In a separate terminal (ie not from the session where you have the Docker container open), run the command nvtop
. You should see the DeepSpeech.py
process consuming all available GPUs.
If you do not see the GPU(s) being heavily utilised, you may be training only on your CPUs and you should double check your environment.
Failed to get convolution algorithm. This is probably because cuDNN failed to initialize, so try looking to see if a warning log message was printed above.
error when training
You can safely skip this section if you have not encountered this error
There have been several reports of an error similar to the below when training is initiated. Anecdotal evidence suggests that the error is more likely to be encountered if you are training using an RTX-model GPU.
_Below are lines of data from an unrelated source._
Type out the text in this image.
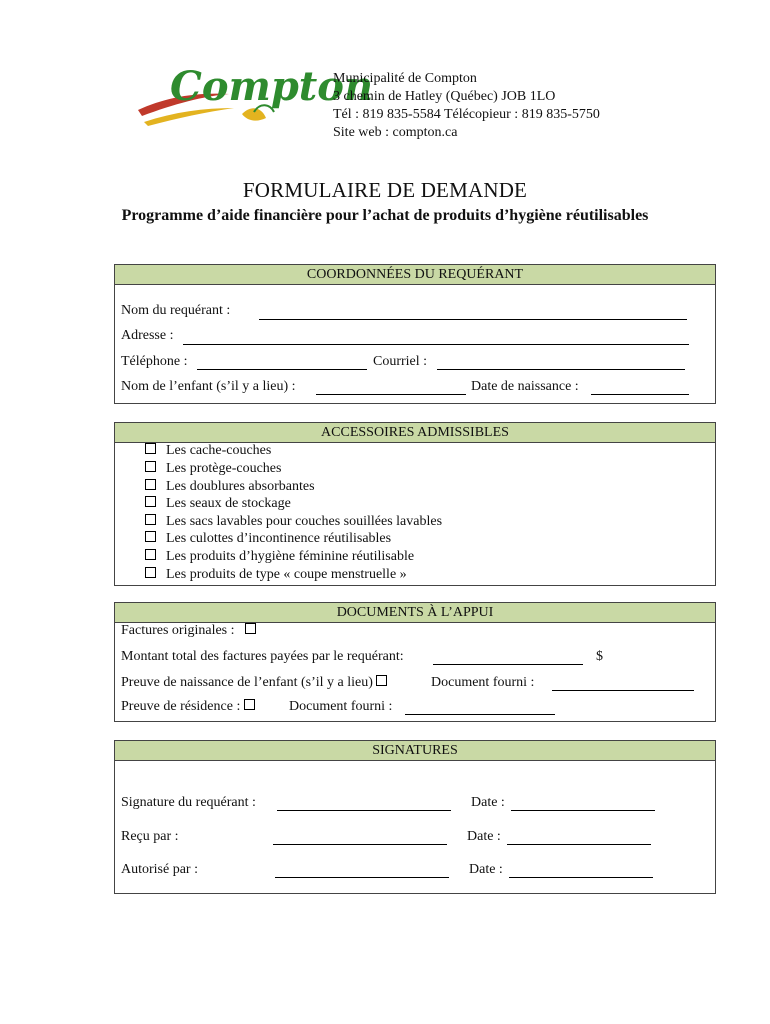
Compton
Municipalité de Compton
3 chemin de Hatley (Québec) JOB 1LO
Tél : 819 835-5584 Télécopieur : 819 835-5750
Site web : compton.ca
FORMULAIRE DE DEMANDE
Programme d’aide financière pour l’achat de produits d’hygiène réutilisables
COORDONNÉES DU REQUÉRANT
Nom du requérant :
Adresse :
Téléphone :	Courriel :
Nom de l’enfant (s’il y a lieu) :	Date de naissance :
ACCESSOIRES ADMISSIBLES
Les cache-couches
Les protège-couches
Les doublures absorbantes
Les seaux de stockage
Les sacs lavables pour couches souillées lavables
Les culottes d’incontinence réutilisables
Les produits d’hygiène féminine réutilisable
Les produits de type « coupe menstruelle »
DOCUMENTS À L’APPUI
Factures originales :
Montant total des factures payées par le requérant:	$
Preuve de naissance de l’enfant (s’il y a lieu)	Document fourni :
Preuve de résidence :	Document fourni :
SIGNATURES
Signature du requérant :	Date :
Reçu par :	Date :
Autorisé par :	Date :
The error will look like this:
Epoch 0 | Training | Elapsed Time: 0:00:00 | Steps: 0 | Loss: 0.000000Traceback (most recent call last):
File "/usr/local/lib/python3.6/dist-packages/tensorflow_core/python/client/session.py", line 1365, in _do_call
return fn(*args)
File "/usr/local/lib/python3.6/dist-packages/tensorflow_core/python/client/session.py", line 1350, in _run_fn
target_list, run_metadata)
File "/usr/local/lib/python3.6/dist-packages/tensorflow_core/python/client/session.py", line 1443, in _call_tf_sessionrun
run_metadata)
tensorflow.python.framework.errors_impl.UnknownError: 2 root error(s) found.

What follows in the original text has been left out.